2018-10-19 15:28 |
Девочка-подросток на уборке хлопка в Узбекистане. Фото с сайта Antislavery. org Совсем недавно Министерство труда США исключило узбекский хлопок из «черного списка» товаров, производящихся с использованием детского труда.
И хотя отдельные случаи эксплуатации детей при сборе хлопка еще встречаются, но многое говорит о том, что эта черная страница в истории сельского хозяйства страны скоро будет перевернута окончательно. Но как и почему принудительный труд женщин и детей стал отличительной чертой хлопководства в Узбекистане? Парадоксальный ответ на этот вопрос дает известный американский историк Шошана Келлер (Shoshana Keller): оказывается, дело не в средневековой отсталости, а в попытках Хрущева улучшить жизнь дехкан и модернизировать сельское хозяйство Средней Азии.
Конечно, дети и женщины периодически привлекались к работе на полях и в раннее средневековье, и при Тимуре, и при царе – в общем, до внедрения сельского хозяйства современного типа. Парадокс, однако, состоит в том, что массово применять детский труд в Узбекистане начали с 1950-х годов. Именно тогда в СССР началась активная механизация хлопковой отрасли, а Хрущев направил в Среднюю Азию немалые финансовые и технические ресурсы, пытаясь поднять урожаи этой стратегически важной культуры. Почему же именно в то время усилилась эксплуатация детского и женского труда? Ответить на этот вопрос не так-то просто: для этого нужно разобраться с гендерными отношениями, демографией и экономическими стимулами.
«Палочки» или деньги
Как известно, активно выращивать хлопок в регионе начали в XIX веке. При Сталине запросы государства сильно выросли: сеть каналов расширилась, и под хлопок выделили почти миллион гектаров орошаемых земель. Обрабатывались поля вручную. Хотя в Центральную Азию отправили 484 трактора, регион все равно стоял на последнем месте по темпам механизации, уступая зерновым районам России и Украины. Вторая мировая война еще сильнее ударила по механизации сельского хозяйства: тысячи тракторов оказались на оккупированных территориях, а заводы, где их делали, перешли на производство танков.
Ситуация изменилась только после смерти Сталина, когда новые московские руководители – Георгий Маленков и Никита Хрущев – стали зарабатывать политические очки, облегчая участь крестьян. Хрущев, помимо прочего, внедрял и хлопкоуборочные машины: с 1955 до 1965 год их производство в Узбекистане выросло с 555 до 7449 штук.
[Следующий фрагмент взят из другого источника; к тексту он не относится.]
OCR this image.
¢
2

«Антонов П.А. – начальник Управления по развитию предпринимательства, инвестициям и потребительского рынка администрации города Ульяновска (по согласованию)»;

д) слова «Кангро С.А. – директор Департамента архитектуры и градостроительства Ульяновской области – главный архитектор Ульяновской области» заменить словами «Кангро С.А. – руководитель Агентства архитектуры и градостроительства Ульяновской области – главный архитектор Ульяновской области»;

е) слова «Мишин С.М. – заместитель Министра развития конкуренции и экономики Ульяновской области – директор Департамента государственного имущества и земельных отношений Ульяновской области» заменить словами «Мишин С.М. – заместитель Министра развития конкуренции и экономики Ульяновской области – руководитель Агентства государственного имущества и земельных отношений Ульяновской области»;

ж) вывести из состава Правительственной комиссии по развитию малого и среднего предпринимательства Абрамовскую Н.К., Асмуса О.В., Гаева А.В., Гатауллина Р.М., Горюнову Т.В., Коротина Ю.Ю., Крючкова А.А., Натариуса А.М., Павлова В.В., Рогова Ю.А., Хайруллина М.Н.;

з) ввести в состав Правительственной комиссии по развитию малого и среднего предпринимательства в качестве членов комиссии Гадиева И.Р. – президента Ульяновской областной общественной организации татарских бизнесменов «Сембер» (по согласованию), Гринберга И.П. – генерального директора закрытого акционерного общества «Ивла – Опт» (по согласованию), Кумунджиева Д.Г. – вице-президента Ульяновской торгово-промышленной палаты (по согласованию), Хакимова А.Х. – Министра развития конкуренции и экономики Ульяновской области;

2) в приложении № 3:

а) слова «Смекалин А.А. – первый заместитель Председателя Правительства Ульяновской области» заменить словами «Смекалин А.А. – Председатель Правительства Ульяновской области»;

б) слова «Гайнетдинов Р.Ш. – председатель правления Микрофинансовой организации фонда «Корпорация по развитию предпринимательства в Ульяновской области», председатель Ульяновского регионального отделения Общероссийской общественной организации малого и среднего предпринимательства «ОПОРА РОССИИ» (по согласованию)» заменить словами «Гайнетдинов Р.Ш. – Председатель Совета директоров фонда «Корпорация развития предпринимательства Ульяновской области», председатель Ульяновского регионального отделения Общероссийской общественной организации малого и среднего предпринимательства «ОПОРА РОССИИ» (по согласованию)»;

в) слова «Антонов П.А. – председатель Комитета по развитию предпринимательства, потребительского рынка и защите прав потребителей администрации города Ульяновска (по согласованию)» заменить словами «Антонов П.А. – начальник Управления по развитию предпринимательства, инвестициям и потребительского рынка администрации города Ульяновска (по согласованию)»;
Однако на этих машинах собирали не более 10% урожая.
Логично было бы задаться вопросом: откуда такой разрыв? Очевидно, виноваты в этом другие реформы, продиктованные благими намерениями Хрущева. В 1958 году он упразднил машинно-тракторные станции (МТС), которые при Сталине выдавали сельхозтехнику трудящимся. МТС превратили в ремонтно-технические станции, а колхозы получили право покупать машины самостоятельно. Мелкие и бедные хозяйства Хрущев укрупнил, а также начал массовое преобразование колхозов, где вместо денег крестьянам начисляли «палочки» (трудодни), в совхозы, где крестьяне получали реальную зарплату. Теоретически эти меры должны были создать сеть сильных независимых хозяйств, где работали бы счастливые граждане, чью зарплату контролировало бы государство, а не самодуры – председатели колхозов. Однако на практике реформы привели к неразберихе и беспорядку: десять бедных хозяйств объединялись в одно, тоже бедное, не имеющее средств на приобретение техники. Или колхоз мог владеть хлопкоуборочной машиной, но при этом не иметь денег на закупку топлива для нее. Кроме того, директора заводов могли сокращать производство сельхозтехники и запчастей к ней под тем предлогом, что колхозы и совхозы уже получили в собственность все нужное оборудование.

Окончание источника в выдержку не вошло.